III.        The District Court Did Not Err in Refusing to Give an Eyewitness Identification Instruction

{18}     “The propriety of jury instructions is a mixed question of law and fact.” State v. Romero, 2005-NMCA-060, ¶ 8, 137 N.M. 456, 112 P.3d 1113. “[W]e view the evidence in the light most favorable to the giving of the requested instruction[,]” and “[w]ith those facts in mind, we then review the issue de novo.” Id. Defendant contends that he was entitled to an instruction on eyewitness identification because research establishes that eyewitness identifications are unreliable and other jurisdictions have determined that juries should receive guidance from the court about how to consider eyewitness testimony. We conclude that the rejection of a specific instruction on eyewitness identification was not reversible error. See State v. Gallegos, 1993-NMCA-046, ¶ 11, 115 N.M. 458, 853 P.2d 160.

{19}     Although Defendant proposed five jury instructions relating to the State’s burden, witness credibility, and eyewitness accounts, Defendant argues on appeal that it was error for the district court to refuse to give any instruction on eyewitness identification. Defendant proposed an instruction on eyewitness identification modeled after the Tenth Circuit Criminal Pattern Jury Instruction 1.29. After hearing argument from counsel, the district court denied the instruction and ruled that the New Mexico Uniform Jury Instructions (UJIs) were sufficient to address Defendant’s concerns. In so ruling, the district court instructed the jury as to witness credibility and reasonable doubt. See UJI 14-5020 NMRA; UJI 14-5060 NMRA.
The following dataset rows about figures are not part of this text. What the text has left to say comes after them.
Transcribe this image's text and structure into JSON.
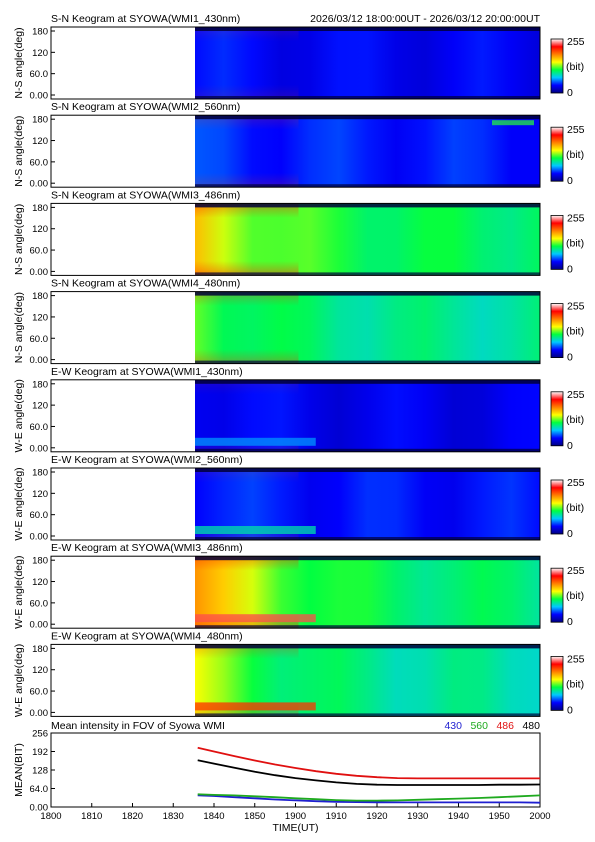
{
  "header": {
    "date_range": "2026/03/12 18:00:00UT - 2026/03/12 20:00:00UT"
  },
  "colorbar": {
    "max_label": "255",
    "unit_label": "(bit)",
    "min_label": "0"
  },
  "palette": {
    "stops": [
      "#000080",
      "#0000ff",
      "#00c8ff",
      "#00ff40",
      "#ffff00",
      "#ff8000",
      "#ff0000",
      "#ffffff"
    ],
    "gap": "#ffffff",
    "edge": "#00003a"
  },
  "keograms": [
    {
      "title": "S-N Keogram at SYOWA(WMI1_430nm)",
      "ylabel": "N-S angle(deg)",
      "yticks": [
        "180",
        "120",
        "60.0",
        "0.00"
      ],
      "profile": {
        "level": 0.13,
        "decay_start": 0.15,
        "morning_peak": 0.14,
        "band_low": 0.0,
        "band_high": 0.0
      }
    },
    {
      "title": "S-N Keogram at SYOWA(WMI2_560nm)",
      "ylabel": "N-S angle(deg)",
      "yticks": [
        "180",
        "120",
        "60.0",
        "0.00"
      ],
      "profile": {
        "level": 0.16,
        "decay_start": 0.18,
        "morning_peak": 0.22,
        "band_low": 0.0,
        "band_high": 0.25
      }
    },
    {
      "title": "S-N Keogram at SYOWA(WMI3_486nm)",
      "ylabel": "N-S angle(deg)",
      "yticks": [
        "180",
        "120",
        "60.0",
        "0.00"
      ],
      "profile": {
        "level": 0.4,
        "decay_start": 0.62,
        "morning_peak": 0.52,
        "band_low": 0.0,
        "band_high": 0.0
      }
    },
    {
      "title": "S-N Keogram at SYOWA(WMI4_480nm)",
      "ylabel": "N-S angle(deg)",
      "yticks": [
        "180",
        "120",
        "60.0",
        "0.00"
      ],
      "profile": {
        "level": 0.36,
        "decay_start": 0.48,
        "morning_peak": 0.38,
        "band_low": 0.0,
        "band_high": 0.0
      }
    },
    {
      "title": "E-W Keogram at SYOWA(WMI1_430nm)",
      "ylabel": "W-E angle(deg)",
      "yticks": [
        "180",
        "120",
        "60.0",
        "0.00"
      ],
      "profile": {
        "level": 0.12,
        "decay_start": 0.15,
        "morning_peak": 0.12,
        "band_low": 0.25,
        "band_high": 0.0
      }
    },
    {
      "title": "E-W Keogram at SYOWA(WMI2_560nm)",
      "ylabel": "W-E angle(deg)",
      "yticks": [
        "180",
        "120",
        "60.0",
        "0.00"
      ],
      "profile": {
        "level": 0.15,
        "decay_start": 0.17,
        "morning_peak": 0.14,
        "band_low": 0.35,
        "band_high": 0.0
      }
    },
    {
      "title": "E-W Keogram at SYOWA(WMI3_486nm)",
      "ylabel": "W-E angle(deg)",
      "yticks": [
        "180",
        "120",
        "60.0",
        "0.00"
      ],
      "profile": {
        "level": 0.38,
        "decay_start": 0.7,
        "morning_peak": 0.5,
        "band_low": 0.9,
        "band_high": 0.0
      }
    },
    {
      "title": "E-W Keogram at SYOWA(WMI4_480nm)",
      "ylabel": "W-E angle(deg)",
      "yticks": [
        "180",
        "120",
        "60.0",
        "0.00"
      ],
      "profile": {
        "level": 0.35,
        "decay_start": 0.55,
        "morning_peak": 0.35,
        "band_low": 0.8,
        "band_high": 0.0
      }
    }
  ],
  "chart_data": {
    "type": "line",
    "title": "Mean intensity in FOV of Syowa WMI",
    "xlabel": "TIME(UT)",
    "ylabel": "MEAN(BIT)",
    "x_ticks": [
      "1800",
      "1810",
      "1820",
      "1830",
      "1840",
      "1850",
      "1900",
      "1910",
      "1920",
      "1930",
      "1940",
      "1950",
      "2000"
    ],
    "y_ticks": [
      "256",
      "192",
      "128",
      "64.0",
      "0.00"
    ],
    "ylim": [
      0,
      256
    ],
    "x_minutes": [
      36,
      40,
      45,
      50,
      55,
      60,
      65,
      70,
      75,
      80,
      85,
      90,
      95,
      100,
      105,
      110,
      115,
      120
    ],
    "series": [
      {
        "name": "430",
        "color": "#1f1fd0",
        "values": [
          40,
          38,
          34,
          30,
          26,
          23,
          20,
          18,
          17,
          16,
          16,
          16,
          16,
          16,
          16,
          16,
          16,
          15
        ]
      },
      {
        "name": "560",
        "color": "#1faa1f",
        "values": [
          44,
          42,
          40,
          37,
          34,
          30,
          27,
          24,
          22,
          22,
          23,
          25,
          27,
          29,
          31,
          34,
          37,
          40
        ]
      },
      {
        "name": "486",
        "color": "#e01010",
        "values": [
          205,
          192,
          176,
          161,
          147,
          135,
          124,
          115,
          108,
          103,
          100,
          99,
          99,
          99,
          99,
          99,
          99,
          99
        ]
      },
      {
        "name": "480",
        "color": "#000000",
        "values": [
          162,
          150,
          136,
          122,
          110,
          100,
          92,
          85,
          80,
          77,
          76,
          76,
          76,
          76,
          76,
          77,
          77,
          78
        ]
      }
    ]
  }
}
{20}     Defendant relies on State v. Henderson, 27 A.3d 872 (N.J. 2011), in support of his position that recent research suggests eyewitness testimony is unreliable and that juries do not intuitively understand the vagaries of human memory. In Henderson, the New Jersey Supreme Court focused on the suggestiveness of the eyewitness identification and remanded the case for development of an extensive factual record on the subject. Id. at 877. A special master was appointed who held a hearing at which seven experts testified and hundreds of studies were presented for review. Id. The Henderson court adopted much of the special master’s report. Id. at 877, 885-89. Ultimately, the court evaluated the scope and content of the scientific evidence and developed a framework for evaluating identification evidence. Id. at 892-922. The court also charged the jury instruction committee to revise existing eyewitness identification instructions in light of its decision. Id. at 925-26.

{21}     Henderson does not assist our analysis in this case. First, this case is factually distinct from Henderson, since Victim in this case had prior interactions with Defendant and knew him by name. Additionally, unlike Henderson, Defendant does not challenge Victim’s identification of him as overly suggestive. Further, no comparable factual record exists here, nor has any New Mexico court or jury instruction committee been presented with similar evidence and research to evaluate. To the extent Defendant suggests that our uniform jury instructions should be revisited and revised to incorporate the latest research on eyewitness identification, such an undertaking should be done at the direction of our Supreme Court. Cf. Britton v. Boulden, 1975-NMSC-029, ¶ 4, 87 N.M. 474, 535 P.2d 1325.

{22}     Significantly, as Defendant acknowledges, the New Mexico Supreme Court and this Court have repeatedly found no error when a defendant requests an “eyewitness identification” instruction but the district court chooses instead to instruct the jury with the UJI on evaluating witness credibility. See, e.g., State v. Ortega, 1991-NMSC-084, ¶ 72, 112 N.M. 554, 817 P.2d 1196, abrogated on other grounds as recognized by Kersey v. Hatch, 2010-NMSC-020, ¶ 17, 148 N.M. 381, 237 P.3d 683; State v. Haynes, 2000-NMCA-060, ¶ 23, 129 N.M. 304, 6 P.3d 1026; Gallegos, 1993-NMCA-046, ¶ 11; see also UJI 14-5020 comm. cmt. (“This instruction, together with the reasonable doubt instruction, UJI 14-5060, makes an instruction on the dangers of eyewitness testimony unnecessary.”). Given this, the district court’s rejection of the eyewitness identification instruction was not reversible error.


{23}     Defendant’s conviction is affirmed.